Pirate taxi drivers get a fine when they are caught but they soon reoffend. “I’ve seen everything over the years. For example, they come with their families with empty suitcases to pretend they are visitors and offer tourists a shared journey and expenses,” Díaz added.

They can raise more than 100 euros (or pounds) per trip. Marbella, Estepona or Gibraltar are some of their favourite destinations. They have no licence and no permit. Nor do they pay self-employment or other taxes.

“The difficulty is catching them in the act. They can always claim that they are taking a family member,” said the Local Police, who have started a new surveillance operation.

Police intervention

So far this year, officers have carried out more than 1,500 inspections, resulting in 110 fines imposed on VTCs for non-compliance with current regulations. In addition, the four vehicle owners have been reported for carrying out passenger transport activities without a licence or municipal authorisation. The police also impounded the vehicles which remain in storage until the drivers pay a 4,001-euro fine.

Every year police presence is reinforced around the airport as the number of flights increases, with both uniformed and plainclothes officers deployed.
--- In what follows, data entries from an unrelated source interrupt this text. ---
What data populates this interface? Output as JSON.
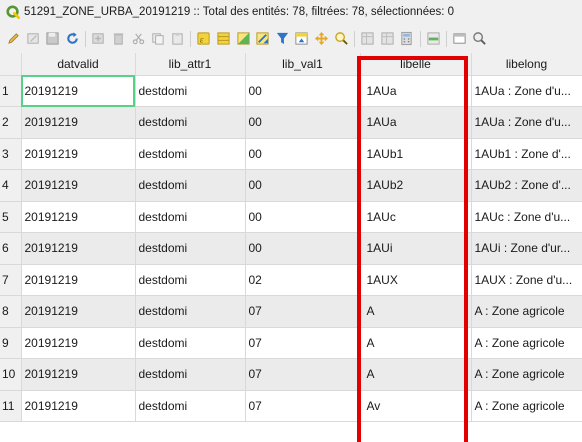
{
  "window": {
    "title": "51291_ZONE_URBA_20191219 :: Total des entités: 78, filtrées: 78, sélectionnées: 0"
  },
  "toolbar": {
    "icons": [
      "pencil-icon",
      "multi-edit-icon",
      "save-edits-icon",
      "reload-icon",
      "add-feature-icon",
      "delete-feature-icon",
      "cut-icon",
      "copy-icon",
      "paste-icon",
      "expression-select-icon",
      "select-all-icon",
      "invert-selection-icon",
      "deselect-all-icon",
      "filter-select-icon",
      "move-selection-top-icon",
      "pan-map-icon",
      "zoom-map-icon",
      "new-field-icon",
      "delete-field-icon",
      "field-calculator-icon",
      "conditional-formatting-icon",
      "dock-icon",
      "zoom-table-icon"
    ]
  },
  "table": {
    "columns": [
      "datvalid",
      "lib_attr1",
      "lib_val1",
      "libelle",
      "libelong"
    ],
    "rows": [
      {
        "n": "1",
        "datvalid": "20191219",
        "lib_attr1": "destdomi",
        "lib_val1": "00",
        "libelle": "1AUa",
        "libelong": "1AUa : Zone d'u..."
      },
      {
        "n": "2",
        "datvalid": "20191219",
        "lib_attr1": "destdomi",
        "lib_val1": "00",
        "libelle": "1AUa",
        "libelong": "1AUa : Zone d'u..."
      },
      {
        "n": "3",
        "datvalid": "20191219",
        "lib_attr1": "destdomi",
        "lib_val1": "00",
        "libelle": "1AUb1",
        "libelong": "1AUb1 : Zone d'..."
      },
      {
        "n": "4",
        "datvalid": "20191219",
        "lib_attr1": "destdomi",
        "lib_val1": "00",
        "libelle": "1AUb2",
        "libelong": "1AUb2 : Zone d'..."
      },
      {
        "n": "5",
        "datvalid": "20191219",
        "lib_attr1": "destdomi",
        "lib_val1": "00",
        "libelle": "1AUc",
        "libelong": "1AUc : Zone d'u..."
      },
      {
        "n": "6",
        "datvalid": "20191219",
        "lib_attr1": "destdomi",
        "lib_val1": "00",
        "libelle": "1AUi",
        "libelong": "1AUi : Zone d'ur..."
      },
      {
        "n": "7",
        "datvalid": "20191219",
        "lib_attr1": "destdomi",
        "lib_val1": "02",
        "libelle": "1AUX",
        "libelong": "1AUX : Zone d'u..."
      },
      {
        "n": "8",
        "datvalid": "20191219",
        "lib_attr1": "destdomi",
        "lib_val1": "07",
        "libelle": "A",
        "libelong": "A : Zone agricole"
      },
      {
        "n": "9",
        "datvalid": "20191219",
        "lib_attr1": "destdomi",
        "lib_val1": "07",
        "libelle": "A",
        "libelong": "A : Zone agricole"
      },
      {
        "n": "10",
        "datvalid": "20191219",
        "lib_attr1": "destdomi",
        "lib_val1": "07",
        "libelle": "A",
        "libelong": "A : Zone agricole"
      },
      {
        "n": "11",
        "datvalid": "20191219",
        "lib_attr1": "destdomi",
        "lib_val1": "07",
        "libelle": "Av",
        "libelong": "A : Zone agricole"
      }
    ]
  },
  "colors": {
    "highlight": "#e30000",
    "selected_cell": "#56d187",
    "qgis_green": "#589632",
    "qgis_yellow": "#eec90d"
  }
}
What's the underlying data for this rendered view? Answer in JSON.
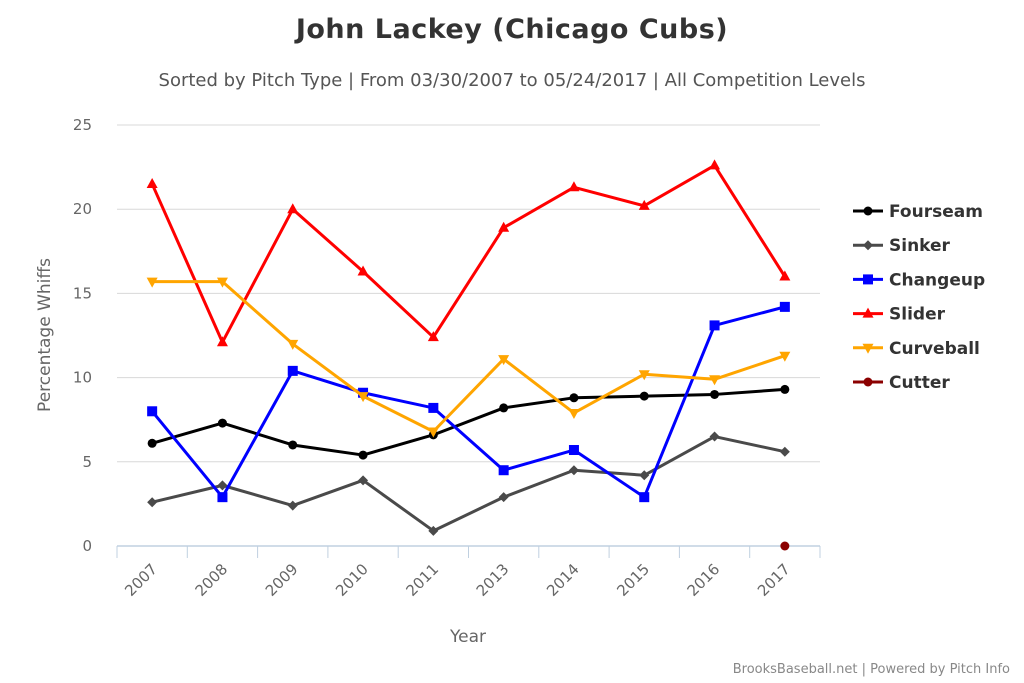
{
  "title": "John Lackey (Chicago Cubs)",
  "subtitle": "Sorted by Pitch Type | From 03/30/2007 to 05/24/2017 | All Competition Levels",
  "credits": "BrooksBaseball.net | Powered by Pitch Info",
  "chart_data": {
    "type": "line",
    "title": "John Lackey (Chicago Cubs)",
    "xlabel": "Year",
    "ylabel": "Percentage Whiffs",
    "categories": [
      "2007",
      "2008",
      "2009",
      "2010",
      "2011",
      "2013",
      "2014",
      "2015",
      "2016",
      "2017"
    ],
    "ylim": [
      0,
      25
    ],
    "yticks": [
      0,
      5,
      10,
      15,
      20,
      25
    ],
    "grid": true,
    "legend_position": "right",
    "series": [
      {
        "name": "Fourseam",
        "color": "#000000",
        "marker": "circle",
        "values": [
          6.1,
          7.3,
          6.0,
          5.4,
          6.6,
          8.2,
          8.8,
          8.9,
          9.0,
          9.3
        ]
      },
      {
        "name": "Sinker",
        "color": "#4a4a4a",
        "marker": "diamond",
        "values": [
          2.6,
          3.6,
          2.4,
          3.9,
          0.9,
          2.9,
          4.5,
          4.2,
          6.5,
          5.6
        ]
      },
      {
        "name": "Changeup",
        "color": "#0000ff",
        "marker": "square",
        "values": [
          8.0,
          2.9,
          10.4,
          9.1,
          8.2,
          4.5,
          5.7,
          2.9,
          13.1,
          14.2
        ]
      },
      {
        "name": "Slider",
        "color": "#ff0000",
        "marker": "triangle",
        "values": [
          21.5,
          12.1,
          20.0,
          16.3,
          12.4,
          18.9,
          21.3,
          20.2,
          22.6,
          16.0
        ]
      },
      {
        "name": "Curveball",
        "color": "#ffa500",
        "marker": "triangle-down",
        "values": [
          15.7,
          15.7,
          12.0,
          8.9,
          6.8,
          11.1,
          7.9,
          10.2,
          9.9,
          11.3
        ]
      },
      {
        "name": "Cutter",
        "color": "#8b0000",
        "marker": "circle",
        "values": [
          null,
          null,
          null,
          null,
          null,
          null,
          null,
          null,
          null,
          0.0
        ]
      }
    ]
  }
}
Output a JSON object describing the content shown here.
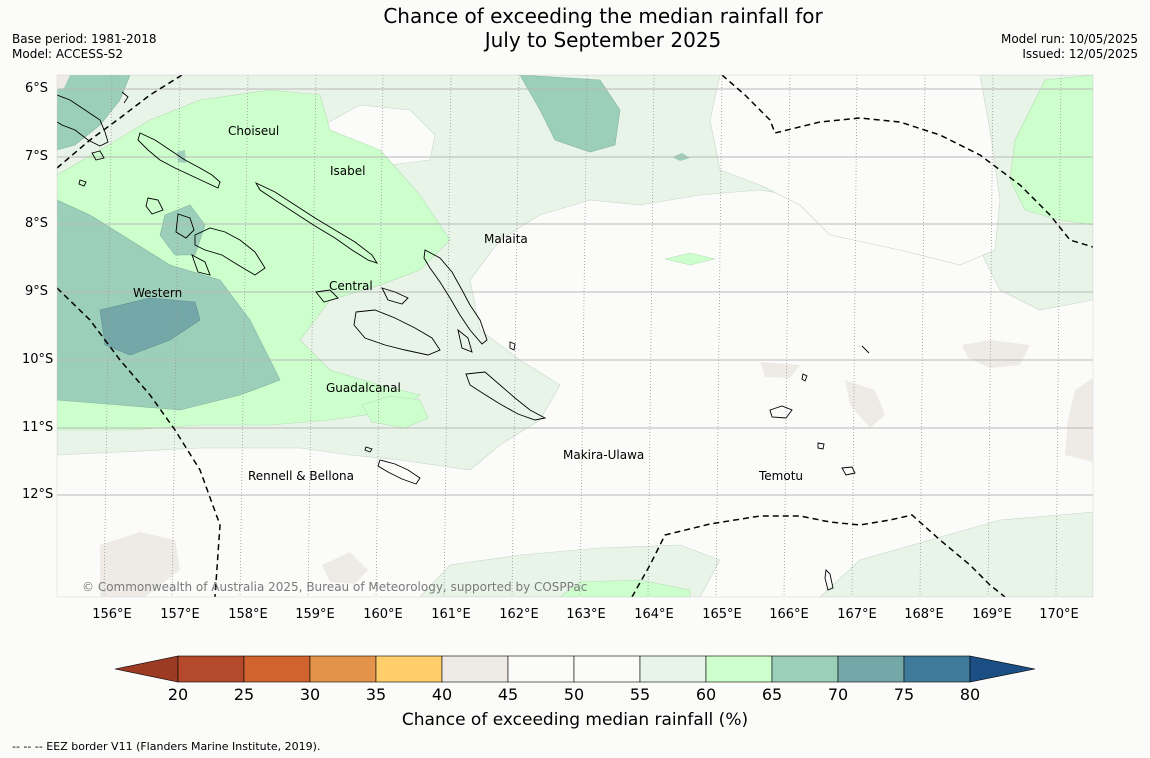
{
  "title_line1": "Chance of exceeding the median rainfall for",
  "title_line2": "July to September 2025",
  "base_period": "Base period: 1981-2018",
  "model": "Model: ACCESS-S2",
  "model_run": "Model run: 10/05/2025",
  "issued": "Issued: 12/05/2025",
  "lat_labels": [
    "6°S",
    "7°S",
    "8°S",
    "9°S",
    "10°S",
    "11°S",
    "12°S"
  ],
  "lon_labels": [
    "156°E",
    "157°E",
    "158°E",
    "159°E",
    "160°E",
    "161°E",
    "162°E",
    "163°E",
    "164°E",
    "165°E",
    "166°E",
    "167°E",
    "168°E",
    "169°E",
    "170°E"
  ],
  "regions": {
    "choiseul": "Choiseul",
    "isabel": "Isabel",
    "malaita": "Malaita",
    "central": "Central",
    "western": "Western",
    "guadalcanal": "Guadalcanal",
    "makira": "Makira-Ulawa",
    "rennell": "Rennell & Bellona",
    "temotu": "Temotu"
  },
  "copyright": "© Commonwealth of Australia 2025, Bureau of Meteorology, supported by COSPPac",
  "colorbar": {
    "ticks": [
      "20",
      "25",
      "30",
      "35",
      "40",
      "45",
      "50",
      "55",
      "60",
      "65",
      "70",
      "75",
      "80"
    ],
    "colors": [
      "#b4492b",
      "#d0632e",
      "#e3944a",
      "#fece6a",
      "#eeebe6",
      "#fbfcfa",
      "#fbfcfa",
      "#e9f4e9",
      "#ccffcc",
      "#9ccfba",
      "#74a8a8",
      "#3f7a9a"
    ],
    "under_color": "#9c3a24",
    "over_color": "#1b4e82",
    "label": "Chance of exceeding median rainfall (%)"
  },
  "eez_note": "--  --  -- EEZ border V11 (Flanders Marine Institute, 2019)."
}
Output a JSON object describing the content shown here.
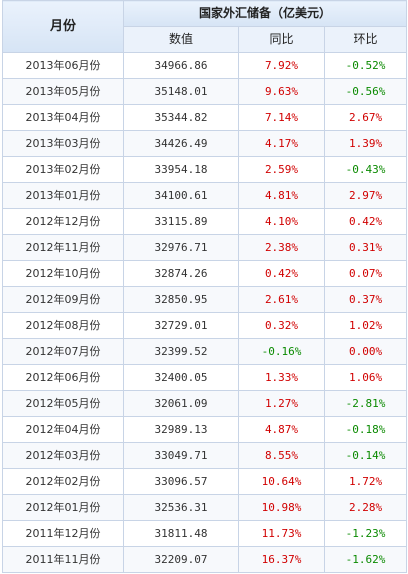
{
  "header": {
    "month_label": "月份",
    "group_label": "国家外汇储备（亿美元）",
    "value_label": "数值",
    "yoy_label": "同比",
    "mom_label": "环比"
  },
  "colors": {
    "positive": "#d10000",
    "negative": "#0a8a00"
  },
  "rows": [
    {
      "month": "2013年06月份",
      "value": "34966.86",
      "yoy": "7.92%",
      "mom": "-0.52%"
    },
    {
      "month": "2013年05月份",
      "value": "35148.01",
      "yoy": "9.63%",
      "mom": "-0.56%"
    },
    {
      "month": "2013年04月份",
      "value": "35344.82",
      "yoy": "7.14%",
      "mom": "2.67%"
    },
    {
      "month": "2013年03月份",
      "value": "34426.49",
      "yoy": "4.17%",
      "mom": "1.39%"
    },
    {
      "month": "2013年02月份",
      "value": "33954.18",
      "yoy": "2.59%",
      "mom": "-0.43%"
    },
    {
      "month": "2013年01月份",
      "value": "34100.61",
      "yoy": "4.81%",
      "mom": "2.97%"
    },
    {
      "month": "2012年12月份",
      "value": "33115.89",
      "yoy": "4.10%",
      "mom": "0.42%"
    },
    {
      "month": "2012年11月份",
      "value": "32976.71",
      "yoy": "2.38%",
      "mom": "0.31%"
    },
    {
      "month": "2012年10月份",
      "value": "32874.26",
      "yoy": "0.42%",
      "mom": "0.07%"
    },
    {
      "month": "2012年09月份",
      "value": "32850.95",
      "yoy": "2.61%",
      "mom": "0.37%"
    },
    {
      "month": "2012年08月份",
      "value": "32729.01",
      "yoy": "0.32%",
      "mom": "1.02%"
    },
    {
      "month": "2012年07月份",
      "value": "32399.52",
      "yoy": "-0.16%",
      "mom": "0.00%"
    },
    {
      "month": "2012年06月份",
      "value": "32400.05",
      "yoy": "1.33%",
      "mom": "1.06%"
    },
    {
      "month": "2012年05月份",
      "value": "32061.09",
      "yoy": "1.27%",
      "mom": "-2.81%"
    },
    {
      "month": "2012年04月份",
      "value": "32989.13",
      "yoy": "4.87%",
      "mom": "-0.18%"
    },
    {
      "month": "2012年03月份",
      "value": "33049.71",
      "yoy": "8.55%",
      "mom": "-0.14%"
    },
    {
      "month": "2012年02月份",
      "value": "33096.57",
      "yoy": "10.64%",
      "mom": "1.72%"
    },
    {
      "month": "2012年01月份",
      "value": "32536.31",
      "yoy": "10.98%",
      "mom": "2.28%"
    },
    {
      "month": "2011年12月份",
      "value": "31811.48",
      "yoy": "11.73%",
      "mom": "-1.23%"
    },
    {
      "month": "2011年11月份",
      "value": "32209.07",
      "yoy": "16.37%",
      "mom": "-1.62%"
    }
  ]
}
In terms of VTCs, 98 of the 110 complaints this year were registered at the airport. There, in 2023, they reached 465. The main offences are lacking or failing to fill in the passenger contract logbook (minor offence with a fine of between 201 and 300 euros) or getting customers without prior booking in high demand locations (serious offence, 601 euros), although there are also reports of complaints for lack of insurance or lack of the obligatory sign they have authorisation to drive (from 301 to 400 euros).